By Philip Ferrato

Built in 1959, this elegantly low white stucco home is the work of Cliff Burlew, a Valley architect about whom little is known, and according to a vague obituary, he also worked in film set design. Commissioned by one J. Reed Gattman, the house presents two very different faces– walled, austere, and slightly theatrical from the street, and open to a pool set in a lush landscape at the rear.

In apparently (mostly) original and outstanding condition, the 4-bed, 3-bath is being offered through deasy penner podley at $1,795,000 via the real estate auction platform plumBid, with open houses June 1st and 2nd, June 4th, and June 7th, 8th, and 9th from 2:00pm-4:00pm each day.
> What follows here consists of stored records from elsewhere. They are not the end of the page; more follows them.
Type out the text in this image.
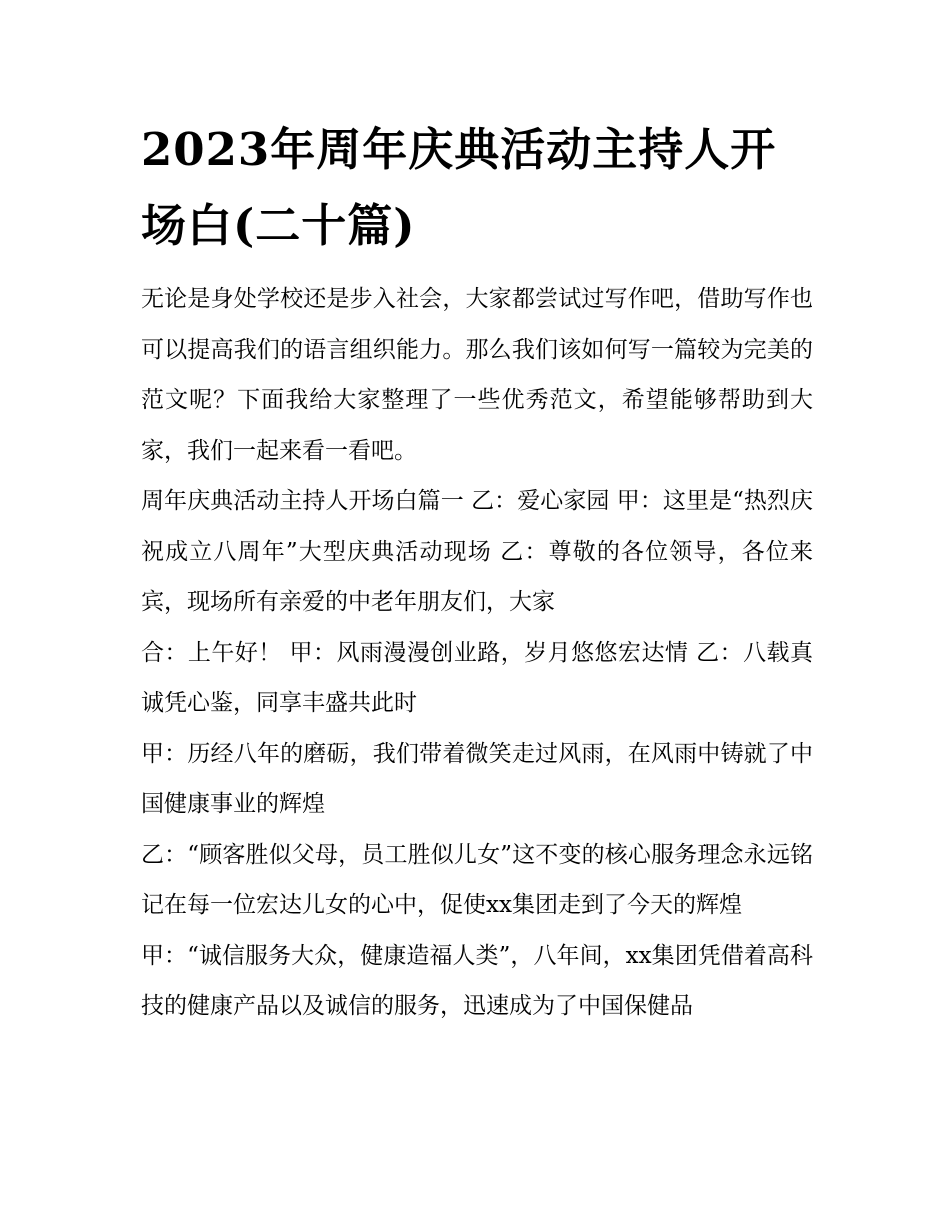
2023年周年庆典活动主持人开场白(二十篇)

无论是身处学校还是步入社会，大家都尝试过写作吧，借助写作也可以提高我们的语言组织能力。那么我们该如何写一篇较为完美的范文呢？下面我给大家整理了一些优秀范文，希望能够帮助到大家，我们一起来看一看吧。

周年庆典活动主持人开场白篇一 乙：爱心家园 甲：这里是“热烈庆祝成立八周年”大型庆典活动现场 乙：尊敬的各位领导，各位来宾，现场所有亲爱的中老年朋友们，大家

合：上午好！ 甲：风雨漫漫创业路，岁月悠悠宏达情 乙：八载真诚凭心鉴，同享丰盛共此时

甲：历经八年的磨砺，我们带着微笑走过风雨，在风雨中铸就了中国健康事业的辉煌

乙：“顾客胜似父母，员工胜似儿女”这不变的核心服务理念永远铭记在每一位宏达儿女的心中，促使xx集团走到了今天的辉煌

甲：“诚信服务大众，健康造福人类”，八年间，xx集团凭借着高科技的健康产品以及诚信的服务，迅速成为了中国保健品
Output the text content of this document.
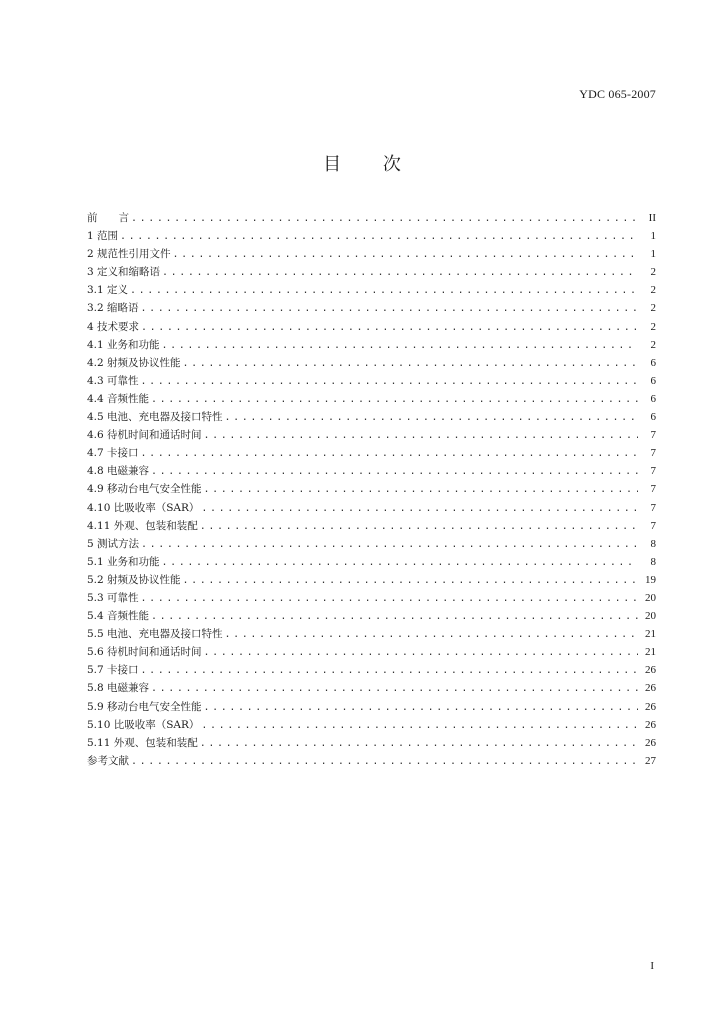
YDC 065-2007
目 次
前　　言 .....	II
1 范围 .....	1
2 规范性引用文件 .....	1
3 定义和缩略语 .....	2
3.1 定义 .....	2
3.2 缩略语 .....	2
4 技术要求 .....	2
4.1 业务和功能 .....	2
4.2 射频及协议性能 .....	6
4.3 可靠性 .....	6
4.4 音频性能 .....	6
4.5 电池、充电器及接口特性 .....	6
4.6 待机时间和通话时间 .....	7
4.7 卡接口 .....	7
4.8 电磁兼容 .....	7
4.9 移动台电气安全性能 .....	7
4.10 比吸收率（SAR） .....	7
4.11 外观、包装和装配 .....	7
5 测试方法 .....	8
5.1 业务和功能 .....	8
5.2 射频及协议性能 .....	19
5.3 可靠性 .....	20
5.4 音频性能 .....	20
5.5 电池、充电器及接口特性 .....	21
5.6 待机时间和通话时间 .....	21
5.7 卡接口 .....	26
5.8 电磁兼容 .....	26
5.9 移动台电气安全性能 .....	26
5.10 比吸收率（SAR） .....	26
5.11 外观、包装和装配 .....	26
参考文献 .....	27
I
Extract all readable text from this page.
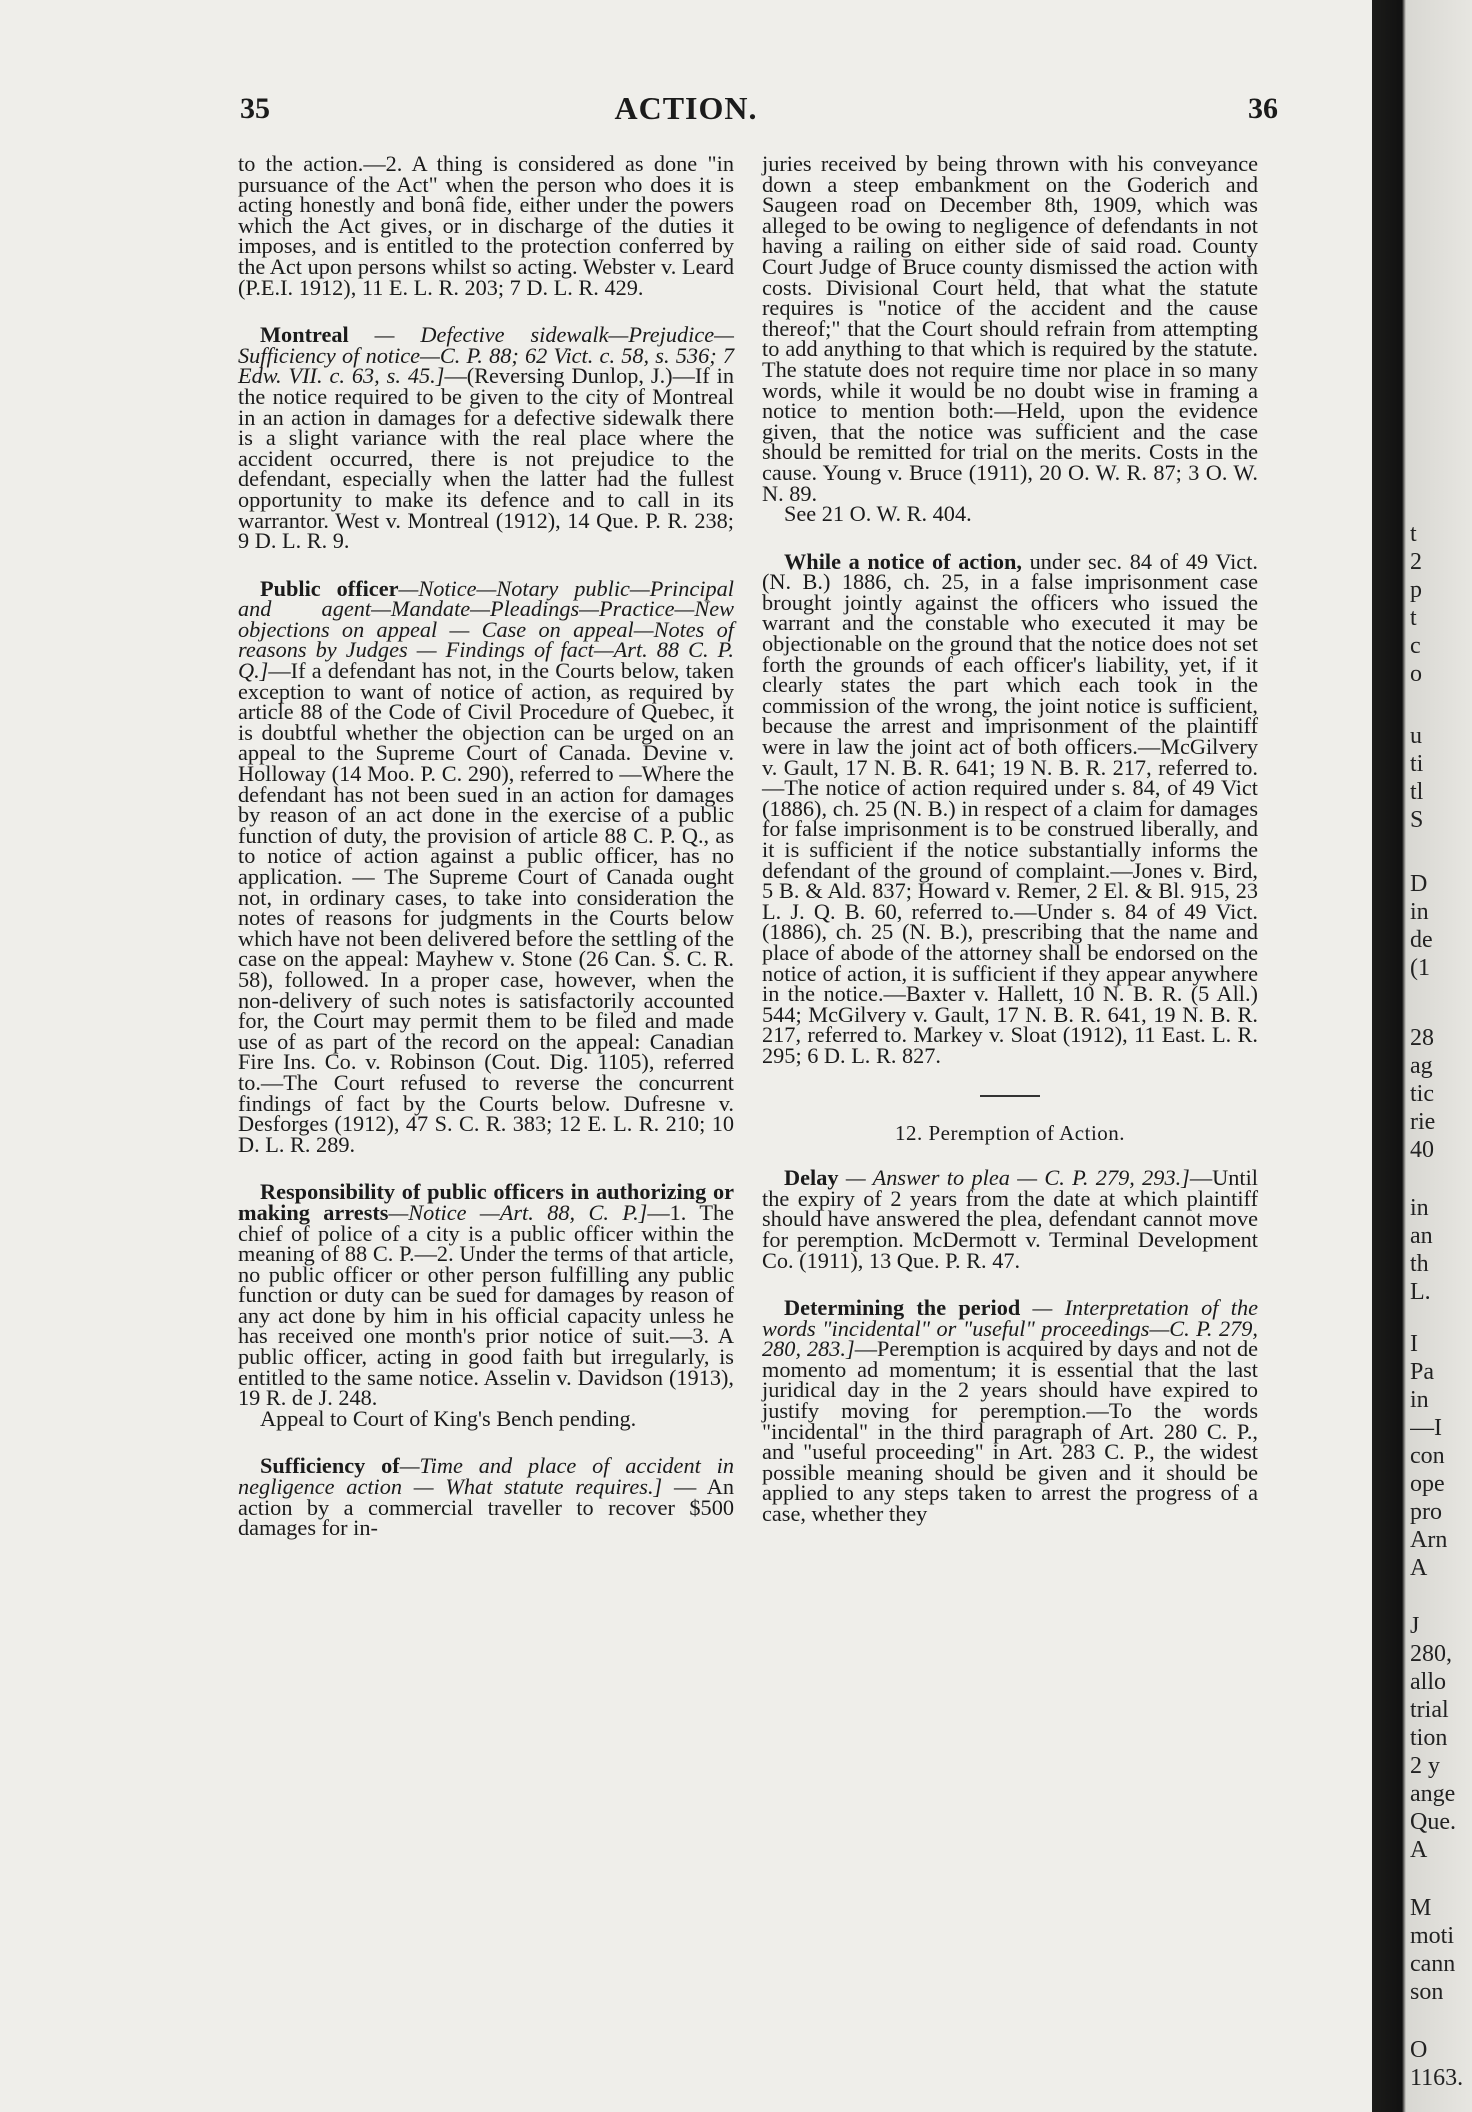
35	ACTION.	36

to the action.—2. A thing is considered as done "in pursuance of the Act" when the person who does it is acting honestly and bonâ fide, either under the powers which the Act gives, or in discharge of the duties it imposes, and is entitled to the protection conferred by the Act upon persons whilst so acting. Webster v. Leard (P.E.I. 1912), 11 E. L. R. 203; 7 D. L. R. 429.

Montreal — Defective sidewalk—Prejudice—Sufficiency of notice—C. P. 88; 62 Vict. c. 58, s. 536; 7 Edw. VII. c. 63, s. 45.]—(Reversing Dunlop, J.)—If in the notice required to be given to the city of Montreal in an action in damages for a defective sidewalk there is a slight variance with the real place where the accident occurred, there is not prejudice to the defendant, especially when the latter had the fullest opportunity to make its defence and to call in its warrantor. West v. Montreal (1912), 14 Que. P. R. 238; 9 D. L. R. 9.

Public officer—Notice—Notary public—Principal and agent—Mandate—Pleadings—Practice—New objections on appeal — Case on appeal—Notes of reasons by Judges — Findings of fact—Art. 88 C. P. Q.]—If a defendant has not, in the Courts below, taken exception to want of notice of action, as required by article 88 of the Code of Civil Procedure of Quebec, it is doubtful whether the objection can be urged on an appeal to the Supreme Court of Canada. Devine v. Holloway (14 Moo. P. C. 290), referred to —Where the defendant has not been sued in an action for damages by reason of an act done in the exercise of a public function of duty, the provision of article 88 C. P. Q., as to notice of action against a public officer, has no application. — The Supreme Court of Canada ought not, in ordinary cases, to take into consideration the notes of reasons for judgments in the Courts below which have not been delivered before the settling of the case on the appeal: Mayhew v. Stone (26 Can. S. C. R. 58), followed. In a proper case, however, when the non-delivery of such notes is satisfactorily accounted for, the Court may permit them to be filed and made use of as part of the record on the appeal: Canadian Fire Ins. Co. v. Robinson (Cout. Dig. 1105), referred to.—The Court refused to reverse the concurrent findings of fact by the Courts below. Dufresne v. Desforges (1912), 47 S. C. R. 383; 12 E. L. R. 210; 10 D. L. R. 289.

Responsibility of public officers in authorizing or making arrests—Notice —Art. 88, C. P.]—1. The chief of police of a city is a public officer within the meaning of 88 C. P.—2. Under the terms of that article, no public officer or other person fulfilling any public function or duty can be sued for damages by reason of any act done by him in his official capacity unless he has received one month's prior notice of suit.—3. A public officer, acting in good faith but irregularly, is entitled to the same notice. Asselin v. Davidson (1913), 19 R. de J. 248.

Appeal to Court of King's Bench pending.

Sufficiency of—Time and place of accident in negligence action — What statute requires.] — An action by a commercial traveller to recover $500 damages for in-

juries received by being thrown with his conveyance down a steep embankment on the Goderich and Saugeen road on December 8th, 1909, which was alleged to be owing to negligence of defendants in not having a railing on either side of said road. County Court Judge of Bruce county dismissed the action with costs. Divisional Court held, that what the statute requires is "notice of the accident and the cause thereof;" that the Court should refrain from attempting to add anything to that which is required by the statute. The statute does not require time nor place in so many words, while it would be no doubt wise in framing a notice to mention both:—Held, upon the evidence given, that the notice was sufficient and the case should be remitted for trial on the merits. Costs in the cause. Young v. Bruce (1911), 20 O. W. R. 87; 3 O. W. N. 89.

See 21 O. W. R. 404.

While a notice of action, under sec. 84 of 49 Vict. (N. B.) 1886, ch. 25, in a false imprisonment case brought jointly against the officers who issued the warrant and the constable who executed it may be objectionable on the ground that the notice does not set forth the grounds of each officer's liability, yet, if it clearly states the part which each took in the commission of the wrong, the joint notice is sufficient, because the arrest and imprisonment of the plaintiff were in law the joint act of both officers.—McGilvery v. Gault, 17 N. B. R. 641; 19 N. B. R. 217, referred to.—The notice of action required under s. 84, of 49 Vict (1886), ch. 25 (N. B.) in respect of a claim for damages for false imprisonment is to be construed liberally, and it is sufficient if the notice substantially informs the defendant of the ground of complaint.—Jones v. Bird, 5 B. & Ald. 837; Howard v. Remer, 2 El. & Bl. 915, 23 L. J. Q. B. 60, referred to.—Under s. 84 of 49 Vict. (1886), ch. 25 (N. B.), prescribing that the name and place of abode of the attorney shall be endorsed on the notice of action, it is sufficient if they appear anywhere in the notice.—Baxter v. Hallett, 10 N. B. R. (5 All.) 544; McGilvery v. Gault, 17 N. B. R. 641, 19 N. B. R. 217, referred to. Markey v. Sloat (1912), 11 East. L. R. 295; 6 D. L. R. 827.

12. Peremption of Action.

Delay — Answer to plea — C. P. 279, 293.]—Until the expiry of 2 years from the date at which plaintiff should have answered the plea, defendant cannot move for peremption. McDermott v. Terminal Development Co. (1911), 13 Que. P. R. 47.

Determining the period — Interpretation of the words "incidental" or "useful" proceedings—C. P. 279, 280, 283.]—Peremption is acquired by days and not de momento ad momentum; it is essential that the last juridical day in the 2 years should have expired to justify moving for peremption.—To the words "incidental" in the third paragraph of Art. 280 C. P., and "useful proceeding" in Art. 283 C. P., the widest possible meaning should be given and it should be applied to any steps taken to arrest the progress of a case, whether they

t
2
p
t
c
o
u
ti
tl
S
D
in
de
(1
28
ag
tic
rie
40
in
an
th
L.
I
Pa
in
—I
con
ope
pro
Arn
A
J
280,
allo
trial
tion
2 y
ange
Que.
A
M
moti
cann
son
O
1163.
Defined by graceful, low massing and a sweeping overhang that joins the garage to the house, the only decoration on the street facade is a subtle pattern on the fascia board– except for the doorknob, to which Burlew gave a collar of mother-of-pearl and brass. There are no visible headers, so throughout the property, windows and doors extend to the ceiling.

What We Love: The influence of the great emigre German Modernist Erich Mendelsohn, especially in the incredibly slender pilotis that form the long rear loggia. Hugely influential, Mendelsohn left Germany for London in 1933, going into into partnership with another influential exiled modernist, the Chechnya-born Serge Chermayeff. Mendelsohn would arrive in the US in 1941 and taught architecture at UC Berkeley. Postwar, he designed a number of well-published projects with simple massing and long, open loggias– like the Russell House in San Francisco’s Presidio Heights– before his death in 1953.